La minorité turcophone ne représente que 3 % de la population totale de la Moldavie et se concentre dans cinq districts du sud du pays (tout en ne représentant une majorité absolue que dans deux de ces districts), soit 13 % du territoire national.

En 1994, le Parlement de Chisinau a reconnu l’autonomie de l’unité territoriale-administrative Gagauze-Yeri, dotée d’un statut juridique spécial.

La sécession de la Transnistrie

La sécession de la Transnistrie constitue un problème d’une toute autre ampleur.

Carte de la Moldavie (en bleu) et de la Transnistrie (en jaune)
Carte de la Moldavie (en bleu) et de la Transnistrie (en jaune)

C’est une région que le gouvernement moldave ne contrôle pas et qui demeure sous occupation militaire russe. La Transnistrie est de facto une enclave russe entre la Moldavie et l’Ukraine. La plupart des russophones sont unilingues, alors que presque tous les Ukrainiens et les Moldaves sont bilingues (ukrainien-russe ou moldave-russe).

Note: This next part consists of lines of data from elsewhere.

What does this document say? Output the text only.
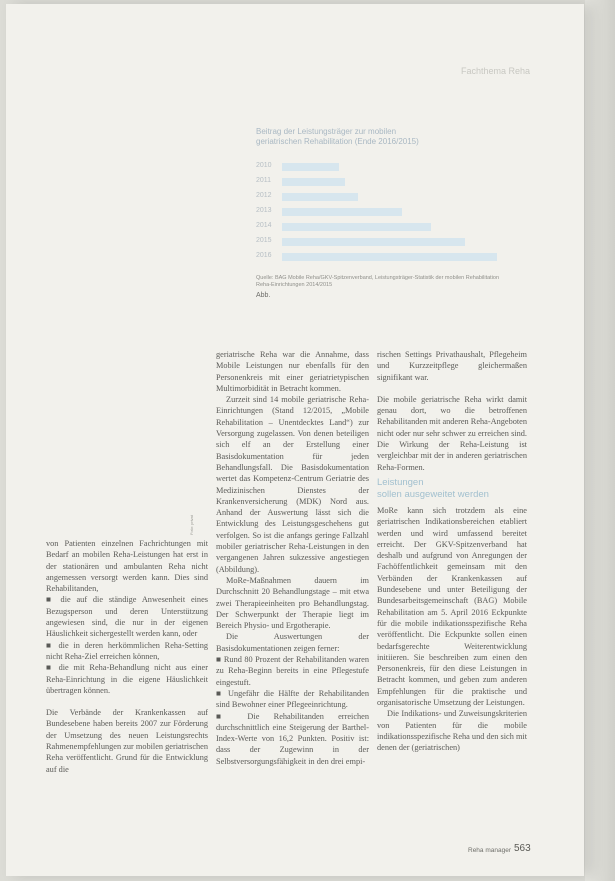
Fachthema Reha
Beitrag der Leistungsträger zur mobilen
geriatrischen Rehabilitation (Ende 2016/2015)
2010
2011
2012
2013
2014
2015
2016
Quelle: BAG Mobile Reha/GKV-Spitzenverband, Leistungsträger-Statistik der mobilen Rehabilitation
Reha-Einrichtungen 2014/2015
Abb.
Foto: privat

von Patienten einzelnen Fachrichtungen mit Bedarf an mobilen Reha-Leistungen hat erst in der stationären und ambulanten Reha nicht angemessen versorgt werden kann. Dies sind Rehabilitanden,

■ die auf die ständige Anwesenheit eines Bezugsperson und deren Unterstützung angewiesen sind, die nur in der eigenen Häuslichkeit sichergestellt werden kann, oder

■ die in deren herkömmlichen Reha-Setting nicht Reha-Ziel erreichen können,

■ die mit Reha-Behandlung nicht aus einer Reha-Einrichtung in die eigene Häuslichkeit übertragen können.

Die Verbände der Krankenkassen auf Bundesebene haben bereits 2007 zur Förderung der Umsetzung des neuen Leistungsrechts Rahmenempfehlungen zur mobilen geriatrischen Reha veröffentlicht. Grund für die Entwicklung auf die

geriatrische Reha war die Annahme, dass Mobile Leistungen nur ebenfalls für den Personenkreis mit einer geriatrietypischen Multimorbidität in Betracht kommen.

Zurzeit sind 14 mobile geriatrische Reha-Einrichtungen (Stand 12/2015, „Mobile Rehabilitation – Unentdecktes Land“) zur Versorgung zugelassen. Von denen beteiligen sich elf an der Erstellung einer Basisdokumentation für jeden Behandlungsfall. Die Basisdokumentation wertet das Kompetenz-Centrum Geriatrie des Medizinischen Dienstes der Krankenversicherung (MDK) Nord aus. Anhand der Auswertung lässt sich die Entwicklung des Leistungsgeschehens gut verfolgen. So ist die anfangs geringe Fallzahl mobiler geriatrischer Reha-Leistungen in den vergangenen Jahren sukzessive angestiegen (Abbildung).

MoRe-Maßnahmen dauern im Durchschnitt 20 Behandlungstage – mit etwa zwei Therapieeinheiten pro Behandlungstag. Der Schwerpunkt der Therapie liegt im Bereich Physio- und Ergotherapie.

Die Auswertungen der Basisdokumentationen zeigen ferner:

■ Rund 80 Prozent der Rehabilitanden waren zu Reha-Beginn bereits in eine Pflegestufe eingestuft.

■ Ungefähr die Hälfte der Rehabilitanden sind Bewohner einer Pflegeeinrichtung.

■ Die Rehabilitanden erreichen durchschnittlich eine Steigerung der Barthel-Index-Werte von 16,2 Punkten. Positiv ist: dass der Zugewinn in der Selbstversorgungsfähigkeit in den drei empi-

rischen Settings Privathaushalt, Pflegeheim und Kurzzeitpflege gleichermaßen signifikant war.

Die mobile geriatrische Reha wirkt damit genau dort, wo die betroffenen Rehabilitanden mit anderen Reha-Angeboten nicht oder nur sehr schwer zu erreichen sind. Die Wirkung der Reha-Leistung ist vergleichbar mit der in anderen geriatrischen Reha-Formen.

Leistungen
sollen ausgeweitet werden

MoRe kann sich trotzdem als eine geriatrischen Indikationsbereichen etabliert werden und wird umfassend bereitet erreicht. Der GKV-Spitzenverband hat deshalb und aufgrund von Anregungen der Fachöffentlichkeit gemeinsam mit den Verbänden der Krankenkassen auf Bundesebene und unter Beteiligung der Bundesarbeitsgemeinschaft (BAG) Mobile Rehabilitation am 5. April 2016 Eckpunkte für die mobile indikationsspezifische Reha veröffentlicht. Die Eckpunkte sollen einen bedarfsgerechte Weiterentwicklung initiieren. Sie beschreiben zum einen den Personenkreis, für den diese Leistungen in Betracht kommen, und geben zum anderen Empfehlungen für die praktische und organisatorische Umsetzung der Leistungen.

Die Indikations- und Zuweisungskriterien von Patienten für die mobile indikationsspezifische Reha und den sich mit denen der (geriatrischen)

Reha manager 563
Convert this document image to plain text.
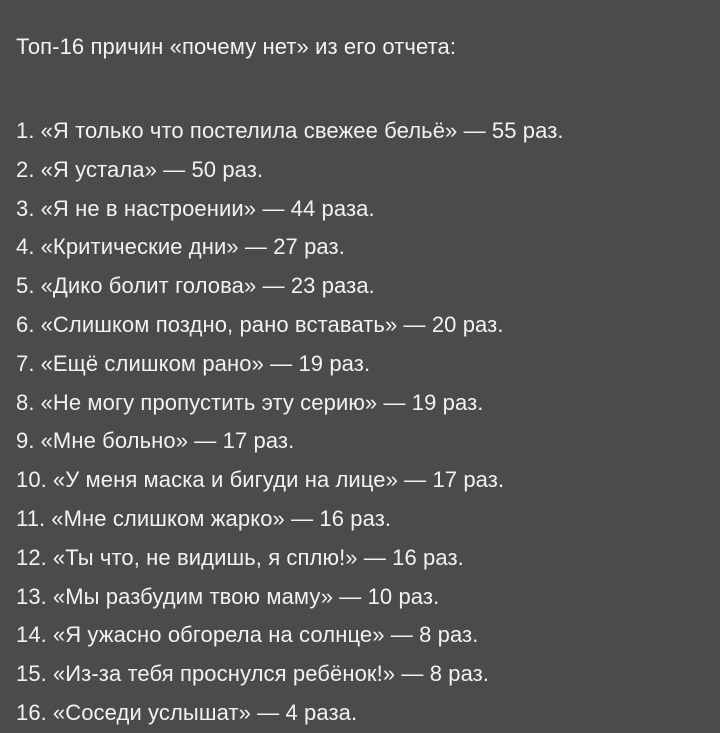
Топ-16 причин «почему нет» из его отчета:
1. «Я только что постелила свежее бельё» — 55 раз.
2. «Я устала» — 50 раз.
3. «Я не в настроении» — 44 раза.
4. «Критические дни» — 27 раз.
5. «Дико болит голова» — 23 раза.
6. «Слишком поздно, рано вставать» — 20 раз.
7. «Ещё слишком рано» — 19 раз.
8. «Не могу пропустить эту серию» — 19 раз.
9. «Мне больно» — 17 раз.
10. «У меня маска и бигуди на лице» — 17 раз.
11. «Мне слишком жарко» — 16 раз.
12. «Ты что, не видишь, я сплю!» — 16 раз.
13. «Мы разбудим твою маму» — 10 раз.
14. «Я ужасно обгорела на солнце» — 8 раз.
15. «Из-за тебя проснулся ребёнок!» — 8 раз.
16. «Соседи услышат» — 4 раза.
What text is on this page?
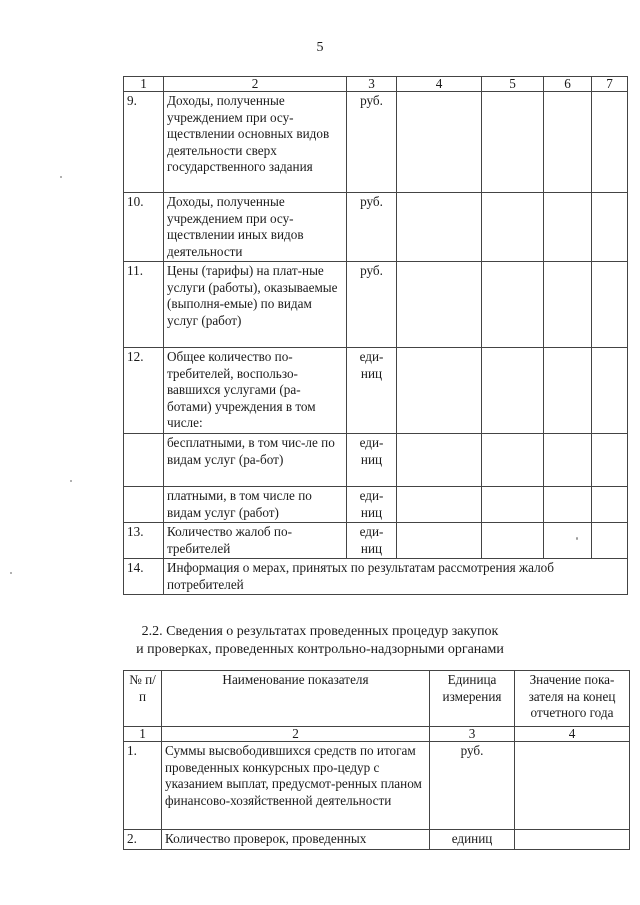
5
1	2	3	4	5	6	7
9.	Доходы, полученные учреждением при осу-ществлении основных видов деятельности сверх государственного задания	руб.				
10.	Доходы, полученные учреждением при осу-ществлении иных видов деятельности	руб.				
11.	Цены (тарифы) на плат-ные услуги (работы), оказываемые (выполня-емые) по видам услуг (работ)	руб.				
12.	Общее количество по-требителей, воспользо-вавшихся услугами (ра-ботами) учреждения в том числе:	еди-ниц				
	бесплатными, в том чис-ле по видам услуг (ра-бот)	еди-ниц				
	платными, в том числе по видам услуг (работ)	еди-ниц				
13.	Количество жалоб по-требителей	еди-ниц				
14.	Информация о мерах, принятых по результатам рассмотрения жалоб потребителей					
2.2. Сведения о результатах проведенных процедур закупок
и проверках, проведенных контрольно-надзорными органами
№ п/п	Наименование показателя	Единица измерения	Значение пока-зателя на конец отчетного года
1	2	3	4
1.	Суммы высвободившихся средств по итогам проведенных конкурсных про-цедур с указанием выплат, предусмот-ренных планом финансово-хозяйственной деятельности	руб.	
2.	Количество проверок, проведенных	единиц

Les Russes et les Ukrainiens de Transnistrie manifestent un mépris évident pour tout ce qui n’est pas russe. La population moldave d’origine est considérée comme une simple minorité et elle n’est protégée ni par le pouvoir local, ni par les autorités moldaves, ni par les normes internationales. C’est pourquoi la discrimination ethnique est omniprésente, notamment dans le domaine des services, de l’éducation et de la culture.

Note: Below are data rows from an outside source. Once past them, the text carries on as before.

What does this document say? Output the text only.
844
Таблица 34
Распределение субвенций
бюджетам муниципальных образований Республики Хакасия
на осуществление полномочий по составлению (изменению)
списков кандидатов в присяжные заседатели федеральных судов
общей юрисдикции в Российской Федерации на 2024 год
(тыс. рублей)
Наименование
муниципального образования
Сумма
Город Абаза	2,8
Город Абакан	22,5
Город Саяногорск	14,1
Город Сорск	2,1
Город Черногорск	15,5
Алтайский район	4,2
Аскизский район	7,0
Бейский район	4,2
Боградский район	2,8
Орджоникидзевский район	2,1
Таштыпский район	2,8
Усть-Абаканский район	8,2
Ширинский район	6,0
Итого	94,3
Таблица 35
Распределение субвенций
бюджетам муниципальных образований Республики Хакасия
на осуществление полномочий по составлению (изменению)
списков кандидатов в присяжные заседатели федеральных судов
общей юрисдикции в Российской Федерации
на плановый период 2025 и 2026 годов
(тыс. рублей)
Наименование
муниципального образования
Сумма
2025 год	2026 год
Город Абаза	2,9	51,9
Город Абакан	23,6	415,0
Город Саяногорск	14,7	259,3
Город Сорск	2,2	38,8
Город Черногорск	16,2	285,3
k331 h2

La Transnistrie, problème majeur pour la Moldavie et la région

La sécession de facto de la Transnistrie met sérieusement à l’épreuve la jeune république ; cela l’ampute d’une partie importante de son territoire où se concentre le potentiel industriel du pays.

La Transnistrie est devenue un paradis pour les trafics de divers genres : contrebande de pétrole, d’alcool et de cigarettes, réseaux de prostitution et de drogue… Plus inquiétant encore : la Transnistrie a mis en place un commerce d’armes et de munitions qui échappe à tout contrôle international. Au début, ces ventes concernaient seulement les stocks de la XIVe armée russe, mais à partir des années 1993-1994, les sécessionnistes commercialisent aussi des d’armes et des munitions fabriquées dans les usines de Transnistrie équipées et modernisées.

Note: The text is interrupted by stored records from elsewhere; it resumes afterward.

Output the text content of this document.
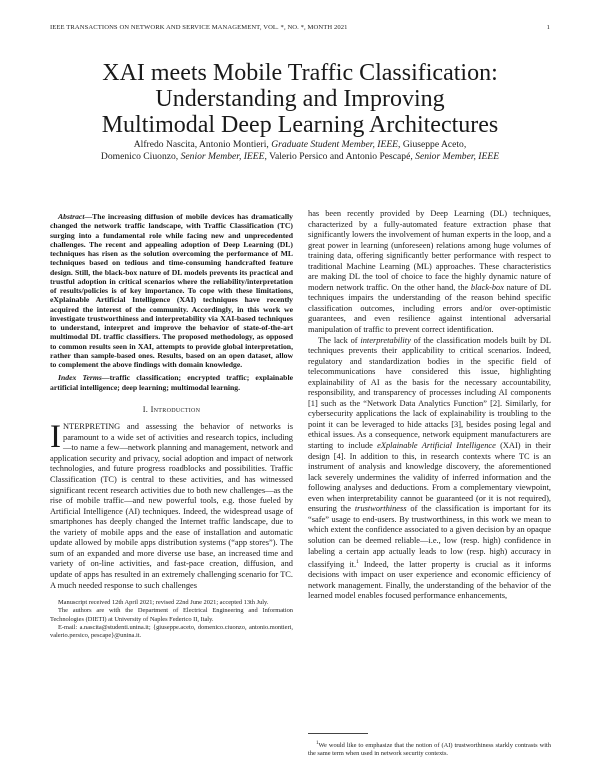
IEEE TRANSACTIONS ON NETWORK AND SERVICE MANAGEMENT, VOL. *, NO. *, MONTH 2021	1
XAI meets Mobile Traffic Classification:
Understanding and Improving
Multimodal Deep Learning Architectures
Alfredo Nascita, Antonio Montieri, Graduate Student Member, IEEE, Giuseppe Aceto,
Domenico Ciuonzo, Senior Member, IEEE, Valerio Persico and Antonio Pescapé, Senior Member, IEEE
Abstract—The increasing diffusion of mobile devices has dramatically changed the network traffic landscape, with Traffic Classification (TC) surging into a fundamental role while facing new and unprecedented challenges. The recent and appealing adoption of Deep Learning (DL) techniques has risen as the solution overcoming the performance of ML techniques based on tedious and time-consuming handcrafted feature design. Still, the black-box nature of DL models prevents its practical and trustful adoption in critical scenarios where the reliability/interpretation of results/policies is of key importance. To cope with these limitations, eXplainable Artificial Intelligence (XAI) techniques have recently acquired the interest of the community. Accordingly, in this work we investigate trustworthiness and interpretability via XAI-based techniques to understand, interpret and improve the behavior of state-of-the-art multimodal DL traffic classifiers. The proposed methodology, as opposed to common results seen in XAI, attempts to provide global interpretation, rather than sample-based ones. Results, based on an open dataset, allow to complement the above findings with domain knowledge.
Index Terms—traffic classification; encrypted traffic; explainable artificial intelligence; deep learning; multimodal learning.
I. Introduction

INTERPRETING and assessing the behavior of networks is paramount to a wide set of activities and research topics, including—to name a few—network planning and management, network and application security and privacy, social adoption and impact of network technologies, and future progress roadblocks and possibilities. Traffic Classification (TC) is central to these activities, and has witnessed significant recent research activities due to both new challenges—as the rise of mobile traffic—and new powerful tools, e.g. those fueled by Artificial Intelligence (AI) techniques. Indeed, the widespread usage of smartphones has deeply changed the Internet traffic landscape, due to the variety of mobile apps and the ease of installation and automatic update allowed by mobile apps distribution systems (“app stores”). The sum of an expanded and more diverse use base, an increased time and variety of on-line activities, and fast-pace creation, diffusion, and update of apps has resulted in an extremely challenging scenario for TC. A much needed response to such challenges

Manuscript received 12th April 2021; revised 22nd June 2021; accepted 13th July.

The authors are with the Department of Electrical Engineering and Information Technologies (DIETI) at University of Naples Federico II, Italy.

E-mail: a.nascita@studenti.unina.it; {giuseppe.aceto, domenico.ciuonzo, antonio.montieri, valerio.persico, pescape}@unina.it.

has been recently provided by Deep Learning (DL) techniques, characterized by a fully-automated feature extraction phase that significantly lowers the involvement of human experts in the loop, and a great power in learning (unforeseen) relations among huge volumes of training data, offering significantly better performance with respect to traditional Machine Learning (ML) approaches. These characteristics are making DL the tool of choice to face the highly dynamic nature of modern network traffic. On the other hand, the black-box nature of DL techniques impairs the understanding of the reason behind specific classification outcomes, including errors and/or over-optimistic guarantees, and even resilience against intentional adversarial manipulation of traffic to prevent correct identification.

The lack of interpretability of the classification models built by DL techniques prevents their applicability to critical scenarios. Indeed, regulatory and standardization bodies in the specific field of telecommunications have considered this issue, highlighting explainability of AI as the basis for the necessary accountability, responsibility, and transparency of processes including AI components [1] such as the “Network Data Analytics Function” [2]. Similarly, for cybersecurity applications the lack of explainability is troubling to the point it can be leveraged to hide attacks [3], besides posing legal and ethical issues. As a consequence, network equipment manufacturers are starting to include eXplainable Artificial Intelligence (XAI) in their design [4]. In addition to this, in research contexts where TC is an instrument of analysis and knowledge discovery, the aforementioned lack severely undermines the validity of inferred information and the following analyses and deductions. From a complementary viewpoint, even when interpretability cannot be guaranteed (or it is not required), ensuring the trustworthiness of the classification is important for its “safe” usage to end-users. By trustworthiness, in this work we mean to which extent the confidence associated to a given decision by an opaque solution can be deemed reliable—i.e., low (resp. high) confidence in labeling a certain app actually leads to low (resp. high) accuracy in classifying it.$^1$ Indeed, the latter property is crucial as it informs decisions with impact on user experience and economic efficiency of network management. Finally, the understanding of the behavior of the learned model enables focused performance enhancements,

$^1$We would like to emphasize that the notion of (AI) trustworthiness starkly contrasts with the same term when used in network security contexts.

L’absence de tout Etat de droit dans cette région constitue également un sujet de préoccupation. Même si elle ne bénéficie d’aucune reconnaissance internationale, la Transnistrie dispose aujourd’hui de son propre gouvernement, dirigé par Igor Smirnov, de son administration et de sa législation. Ce territoire constitue une survivance du système soviétique tant par le mode de gouvernement que par le système de régulation économique.

Personnes et marchandises circulent librement entre la Transnistrie et le reste du territoire moldave, car le gouvernement central n’a pas souhaité consacrer le séparatisme de Transnistrie par la mise en place d’un dispositif frontalier. Cependant, la nécessité de mieux contrôler la circulation des personnes et des flux de marchandises a conduit à instituer des postes douaniers mobiles.




Vers une sortie pacifique ?

La Moldavie ne s‘est naturellement pas résignée à la séparation de sa province. Une solution militaire apparaît cependant aujourd’hui totalement exclue. Le règlement pacifique s’impose comme la seule voie possible. La Moldavie a recherché la médiation de ses voisins tout en témoignant d’un réel effort d’ouverture vis-à-vis des autorités de Transnistrie.

La signature d’un mémorandum entre Chisinau et Tiraspol en mai 1997 a permis de définir le futur statut de la région sécessioniste autour de la notion d’ « Etat commun ». Depuis lors, les négociations n’ont toutefois pas amené au règlement du conflit transnistrien. Malgré les indéniables concessions de Chisinau, l’intransigeance du leader séparatiste Igor Smirnov constitue un réel obstacle à la conclusion d’un accord.

L'affiche d'Igor Smirnov
L’affiche d’Igor Smirnov

La communauté internationale

La Moldavie compte donc grandement sur la médiation de ses voisins immédiats, ainsi que de la communauté internationale dans le processus de réglement pacifique du différend transnistrien. Le processus de négociations comprend la Moldavie, la Transnistrie, l’Ukraine, la Russie et l’OSCE. Depuis 2005, les Etats-Unis et l’UE ont le rang d’observateur.